If you are like my family, you may be thinking about how to navigate the holidays in the midst of a pandemic.  We have pretty well decided that as far as extended family goes, it’s going to have to be a virtual gathering.  Which is really sad and yet another casualty of the pandemic.

For those families who will not be getting together, I guess maybe a small consolation is that it helps eliminate those awkward conversations with relatives who are outspoken with their opinions on politics and religion and other hot-button topics, and can’t be appropriate and can’t leave it alone when it is clear their opinions are very different than yours.  The consolation may be that at least you don’t have to be around that cousin who just makes you crazy.

I’m thinking about that this morning because our scripture today includes one of those big family meals on a holiday, and this family had some issues.

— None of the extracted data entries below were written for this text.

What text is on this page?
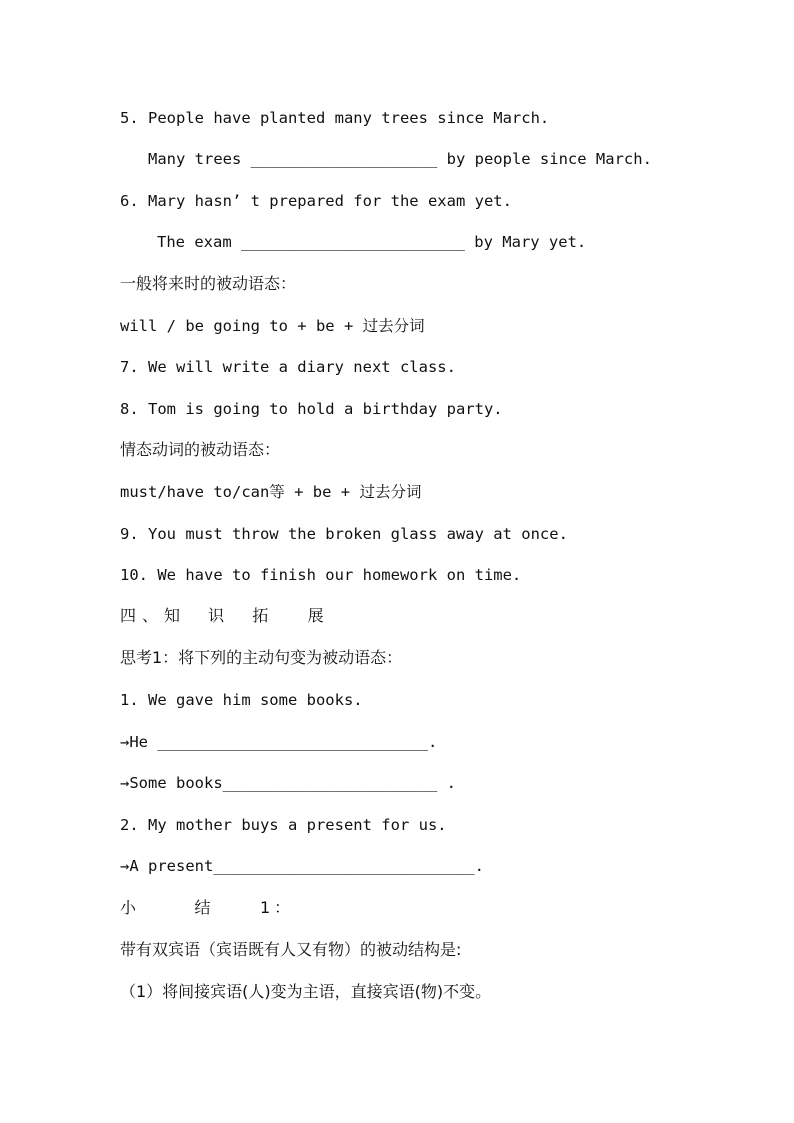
5. People have planted many trees since March.
Many trees ____________________ by people since March.
6. Mary hasn’ t prepared for the exam yet.
The exam ________________________ by Mary yet.
一般将来时的被动语态：
will / be going to + be + 过去分词
7. We will write a diary next class.
8. Tom is going to hold a birthday party.
情态动词的被动语态：
must/have to/can等 + be + 过去分词
9. You must throw the broken glass away at once.
10. We have to finish our homework on time.
四、知  识  拓   展
思考1：将下列的主动句变为被动语态：
1. We gave him some books.
→He _____________________________.
→Some books_______________________ .
2. My mother buys a present for us.
→A present____________________________.
小      结     1：
带有双宾语（宾语既有人又有物）的被动结构是:
（1）将间接宾语(人)变为主语，直接宾语(物)不变。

Over the past Sundays, our scripture readings have included some of the big names of the Old Testament.  Abraham and Sarah, Jacob, Joseph, Moses.  This morning our two readings focus on Hannah.

Hannah is married to Elkanah.  Each year the family would travel to Shiloh for a religious festival.  This was before Jerusalem was an Israelite city.  At this point, Israel was more of a confederacy of tribes, with judges providing leadership but with no king ruling over the whole nation, no centralized authority.  There were various shrines, such as the one at Shiloh, where the different tribes of Israel would offer sacrifice and worship.  We’re not sure what festival or observance this was, but it apparently was not only a religious observance; there was a feast, a big meal.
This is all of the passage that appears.